From: ‘Great Attrition’ or ‘Great Attraction’? The choice is yours:

“…it requires companies and their leaders to truly understand their employees. It requires leaders to develop a much deeper empathy for what employees are going through and to pair that empathy with the compassion—and determination—to act and change. Only then can employers properly reexamine the wants and needs of their employees—together with those employees—and begin to provide the flexibility, connectivity, and sense of unity and purpose that people crave.”

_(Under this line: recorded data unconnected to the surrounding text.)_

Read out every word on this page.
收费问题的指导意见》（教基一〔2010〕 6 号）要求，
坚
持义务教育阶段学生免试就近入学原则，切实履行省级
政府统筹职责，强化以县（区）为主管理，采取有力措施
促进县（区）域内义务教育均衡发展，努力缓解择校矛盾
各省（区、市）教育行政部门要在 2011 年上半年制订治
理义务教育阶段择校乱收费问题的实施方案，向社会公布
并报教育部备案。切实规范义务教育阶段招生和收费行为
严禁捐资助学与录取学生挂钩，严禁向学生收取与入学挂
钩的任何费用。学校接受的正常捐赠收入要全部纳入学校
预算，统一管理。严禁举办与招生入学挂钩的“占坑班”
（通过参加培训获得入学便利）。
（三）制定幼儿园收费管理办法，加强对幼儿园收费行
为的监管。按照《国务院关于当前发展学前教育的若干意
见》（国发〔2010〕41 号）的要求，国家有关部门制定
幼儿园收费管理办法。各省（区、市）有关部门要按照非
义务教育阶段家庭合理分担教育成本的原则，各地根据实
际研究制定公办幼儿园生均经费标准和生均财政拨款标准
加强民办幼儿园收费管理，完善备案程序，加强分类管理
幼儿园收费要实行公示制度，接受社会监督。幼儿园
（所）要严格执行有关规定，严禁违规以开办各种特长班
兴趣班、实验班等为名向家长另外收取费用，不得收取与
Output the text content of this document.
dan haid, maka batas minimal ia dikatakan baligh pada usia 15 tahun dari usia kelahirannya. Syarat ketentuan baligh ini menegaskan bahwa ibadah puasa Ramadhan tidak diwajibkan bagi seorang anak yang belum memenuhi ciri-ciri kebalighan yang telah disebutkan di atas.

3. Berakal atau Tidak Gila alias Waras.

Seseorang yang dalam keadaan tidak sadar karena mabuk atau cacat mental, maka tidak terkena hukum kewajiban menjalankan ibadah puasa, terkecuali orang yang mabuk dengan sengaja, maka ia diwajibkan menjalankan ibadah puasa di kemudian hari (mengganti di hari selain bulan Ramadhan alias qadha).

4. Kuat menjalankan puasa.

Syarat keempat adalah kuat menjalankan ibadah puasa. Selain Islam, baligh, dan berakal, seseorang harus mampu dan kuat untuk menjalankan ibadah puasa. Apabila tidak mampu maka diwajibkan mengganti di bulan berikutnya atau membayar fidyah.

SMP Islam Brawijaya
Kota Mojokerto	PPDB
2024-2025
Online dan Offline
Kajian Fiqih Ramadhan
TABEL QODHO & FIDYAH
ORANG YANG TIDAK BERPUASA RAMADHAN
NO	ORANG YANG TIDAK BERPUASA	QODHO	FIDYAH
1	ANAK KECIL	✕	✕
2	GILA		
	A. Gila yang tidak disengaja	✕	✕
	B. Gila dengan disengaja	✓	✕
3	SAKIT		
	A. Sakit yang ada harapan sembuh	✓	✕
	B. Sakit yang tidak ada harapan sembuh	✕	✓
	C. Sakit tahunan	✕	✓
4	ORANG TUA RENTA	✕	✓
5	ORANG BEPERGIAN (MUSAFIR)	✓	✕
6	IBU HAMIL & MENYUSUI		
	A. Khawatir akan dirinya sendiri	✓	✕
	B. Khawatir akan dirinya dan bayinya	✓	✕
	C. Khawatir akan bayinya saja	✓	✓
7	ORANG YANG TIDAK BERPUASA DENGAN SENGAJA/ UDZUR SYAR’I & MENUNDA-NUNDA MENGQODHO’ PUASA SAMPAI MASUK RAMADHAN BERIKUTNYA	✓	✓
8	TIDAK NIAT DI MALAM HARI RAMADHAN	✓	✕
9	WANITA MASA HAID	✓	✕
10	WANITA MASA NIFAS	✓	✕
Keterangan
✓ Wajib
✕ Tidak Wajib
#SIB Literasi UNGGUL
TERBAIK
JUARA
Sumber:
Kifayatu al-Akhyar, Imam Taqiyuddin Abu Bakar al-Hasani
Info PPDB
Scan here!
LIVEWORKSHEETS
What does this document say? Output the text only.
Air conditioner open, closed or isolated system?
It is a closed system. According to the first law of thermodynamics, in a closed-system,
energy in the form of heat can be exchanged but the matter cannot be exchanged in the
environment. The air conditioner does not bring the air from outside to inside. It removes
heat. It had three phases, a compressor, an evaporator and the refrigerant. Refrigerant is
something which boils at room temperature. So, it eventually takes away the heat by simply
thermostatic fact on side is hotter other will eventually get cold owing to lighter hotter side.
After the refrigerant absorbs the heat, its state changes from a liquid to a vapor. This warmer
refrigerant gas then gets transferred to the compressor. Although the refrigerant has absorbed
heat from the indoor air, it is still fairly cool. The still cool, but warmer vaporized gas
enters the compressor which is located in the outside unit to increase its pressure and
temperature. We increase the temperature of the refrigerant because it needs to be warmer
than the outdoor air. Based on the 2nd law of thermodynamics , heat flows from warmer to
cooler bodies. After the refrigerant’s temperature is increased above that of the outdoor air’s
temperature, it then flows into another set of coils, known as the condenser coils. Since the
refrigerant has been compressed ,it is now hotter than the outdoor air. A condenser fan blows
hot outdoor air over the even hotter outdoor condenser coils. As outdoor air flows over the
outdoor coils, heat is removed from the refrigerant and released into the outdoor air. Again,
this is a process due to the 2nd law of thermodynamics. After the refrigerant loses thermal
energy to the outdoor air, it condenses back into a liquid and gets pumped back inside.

Leaders that can build high-trust relationships that support a genuine dialogue about workplace stress will be well placed to understand the specific causes of burnout among their people and make changes to improve engagement. Leaders that do this are far more likely to build and sustain schools that attract and retain great teachers and deliver great outcomes for students than the schools running stress management workshops and meditation sessions to address burnout.

Key Takeaways

  1. Burnout is not new, but it is worse than ever, and educators are particularly susceptible: Our jobs require emotional investment putting us at a greater risk of burnout
  2. Six things cause burnout: understanding each may help us learn more about what’s driving it in ourselves or at our schools
  3. Great “people management” is key to reducing burnout: Great managers who listen and engage with their teams are best placed to understand and address the causes of burnout.